When we accept Jesus as Lord in our lives, we become his disciples, children of God, adopted into his family. This brings us joy and it brings joy to God.

I found it interesting that I began thinking of where I find joy. As a result, I’ve come to realise that finding joy is often the result of my own selfish attitude.

Until I pondered on yesterday’s Gospel reading, it had never occurred to me to consider what brings Godjoy. I’ve often pondered what it means to be obedient to God’s commandments (all 10 of them), I am always trying to learn more about who God is, serving him and following where Jesus leads. I value talking to others about God’s kingdom, but I can’t remember ever consciously wondering what brings joy to God! Now it seems so logical that if I am in a relationship with God, I should consider this question as an aspect of my discipleship.

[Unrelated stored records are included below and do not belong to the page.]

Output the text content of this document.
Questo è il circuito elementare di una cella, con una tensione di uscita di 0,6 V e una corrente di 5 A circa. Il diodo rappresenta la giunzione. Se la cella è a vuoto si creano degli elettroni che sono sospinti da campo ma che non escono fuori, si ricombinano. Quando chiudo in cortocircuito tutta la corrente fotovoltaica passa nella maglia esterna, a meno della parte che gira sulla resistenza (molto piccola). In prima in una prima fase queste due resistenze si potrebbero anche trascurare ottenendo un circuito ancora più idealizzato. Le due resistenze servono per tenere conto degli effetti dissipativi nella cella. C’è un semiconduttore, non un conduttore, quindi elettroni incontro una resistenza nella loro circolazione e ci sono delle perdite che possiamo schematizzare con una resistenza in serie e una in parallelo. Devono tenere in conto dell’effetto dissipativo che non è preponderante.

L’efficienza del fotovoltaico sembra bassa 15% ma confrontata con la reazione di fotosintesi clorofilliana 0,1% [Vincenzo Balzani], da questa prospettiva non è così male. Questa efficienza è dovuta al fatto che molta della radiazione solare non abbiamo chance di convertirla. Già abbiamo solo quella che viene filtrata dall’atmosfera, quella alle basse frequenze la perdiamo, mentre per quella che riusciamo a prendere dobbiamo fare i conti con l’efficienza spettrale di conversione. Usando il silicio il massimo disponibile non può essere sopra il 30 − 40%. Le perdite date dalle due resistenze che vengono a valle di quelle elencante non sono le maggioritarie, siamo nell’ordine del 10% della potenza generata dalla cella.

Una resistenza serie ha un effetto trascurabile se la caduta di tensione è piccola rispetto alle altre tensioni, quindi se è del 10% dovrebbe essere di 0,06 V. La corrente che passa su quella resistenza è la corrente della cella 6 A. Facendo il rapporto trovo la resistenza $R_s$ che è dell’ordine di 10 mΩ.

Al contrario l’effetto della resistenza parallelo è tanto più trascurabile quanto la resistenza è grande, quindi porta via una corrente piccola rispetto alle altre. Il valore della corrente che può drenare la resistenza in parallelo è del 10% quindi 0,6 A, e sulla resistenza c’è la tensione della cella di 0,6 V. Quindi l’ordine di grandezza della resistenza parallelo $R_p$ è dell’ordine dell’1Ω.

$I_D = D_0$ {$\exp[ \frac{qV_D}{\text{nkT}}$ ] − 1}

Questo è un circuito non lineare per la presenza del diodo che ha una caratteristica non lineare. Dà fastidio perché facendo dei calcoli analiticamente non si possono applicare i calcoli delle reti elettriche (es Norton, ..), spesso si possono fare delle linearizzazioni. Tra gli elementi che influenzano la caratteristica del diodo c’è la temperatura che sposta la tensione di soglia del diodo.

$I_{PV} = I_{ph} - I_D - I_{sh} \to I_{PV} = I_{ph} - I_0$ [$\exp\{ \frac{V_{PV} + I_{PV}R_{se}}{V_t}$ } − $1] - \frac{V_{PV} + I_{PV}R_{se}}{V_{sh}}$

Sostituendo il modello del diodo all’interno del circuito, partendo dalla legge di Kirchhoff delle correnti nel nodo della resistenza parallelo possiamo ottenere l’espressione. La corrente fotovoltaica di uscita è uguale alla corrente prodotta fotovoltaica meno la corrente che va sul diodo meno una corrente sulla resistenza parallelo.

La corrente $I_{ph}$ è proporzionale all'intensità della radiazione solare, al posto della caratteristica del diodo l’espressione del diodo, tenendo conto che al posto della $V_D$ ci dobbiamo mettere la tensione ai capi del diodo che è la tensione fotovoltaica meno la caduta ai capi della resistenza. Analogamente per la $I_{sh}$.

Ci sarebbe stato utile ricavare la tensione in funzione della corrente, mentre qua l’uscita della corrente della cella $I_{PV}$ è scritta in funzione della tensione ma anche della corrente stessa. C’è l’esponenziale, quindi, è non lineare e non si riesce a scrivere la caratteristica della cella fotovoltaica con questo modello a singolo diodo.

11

The answer to this question is addressed in our reading today which is part of Jesus’ ‘farewell discourse’, spoken to his disciples on the night before he was crucified. He identifies two ways which honour and bring glory and joy to God: bearing much fruit and becoming disciples of Jesus. That’s in verse 8. Bearing fruit is living a Christ-like life, which, Jesus has already explained, comes about by remaining, abiding, and living fully in relationship with him.

Further, in verse 11, Jesus points out that when we do this, we can completely share in his joy as we follow him, which in turn gives our heavenly Father joy through our discipleship. It sounds rather circular, I know, but that is the dynamic of community. In diagram form, our spiritual relationship would be drawn as a circle. The Father, along with Jesus, have joy and that joy comes to us to complete our joy in God.

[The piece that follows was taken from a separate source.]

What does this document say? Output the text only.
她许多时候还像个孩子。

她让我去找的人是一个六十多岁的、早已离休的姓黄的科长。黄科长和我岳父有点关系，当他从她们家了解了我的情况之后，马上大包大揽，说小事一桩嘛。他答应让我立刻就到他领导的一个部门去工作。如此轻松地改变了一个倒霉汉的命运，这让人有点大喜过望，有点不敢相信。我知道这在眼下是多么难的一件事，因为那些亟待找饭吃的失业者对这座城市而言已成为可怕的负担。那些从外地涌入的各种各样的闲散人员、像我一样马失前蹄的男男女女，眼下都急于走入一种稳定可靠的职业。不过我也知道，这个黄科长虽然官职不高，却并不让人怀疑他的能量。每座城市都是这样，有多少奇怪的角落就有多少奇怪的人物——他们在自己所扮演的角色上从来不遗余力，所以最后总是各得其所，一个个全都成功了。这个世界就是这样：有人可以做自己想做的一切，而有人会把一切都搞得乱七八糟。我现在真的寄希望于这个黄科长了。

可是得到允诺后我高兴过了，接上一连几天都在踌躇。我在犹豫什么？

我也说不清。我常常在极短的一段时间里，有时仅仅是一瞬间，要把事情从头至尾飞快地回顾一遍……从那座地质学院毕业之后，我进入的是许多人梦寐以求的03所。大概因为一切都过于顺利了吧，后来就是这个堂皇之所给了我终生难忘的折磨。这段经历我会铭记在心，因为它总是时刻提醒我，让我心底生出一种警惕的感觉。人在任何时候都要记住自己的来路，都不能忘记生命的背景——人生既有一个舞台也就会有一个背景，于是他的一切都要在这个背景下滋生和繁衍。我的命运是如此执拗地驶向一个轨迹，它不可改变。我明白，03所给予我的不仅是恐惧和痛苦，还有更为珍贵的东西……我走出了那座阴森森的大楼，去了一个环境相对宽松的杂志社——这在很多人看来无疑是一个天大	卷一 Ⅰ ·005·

Next time you see a beautiful sunrise like the one above which my daughter-in-law photographed, or you hear a piece of music which stirs you emotionally, remember that being a disciple of Jesus is not all hard work, but includes God’s call to joy, knowing you share God’s joy, making yours complete in him.


Now to him who is able to keep you from falling, and to make you stand without blemish in the presence of his glory with rejoicing, to the only God our Saviour, through Jesus Christ our Lord, be glory, majesty, power, and authority, before all time and now and for ever. Amen.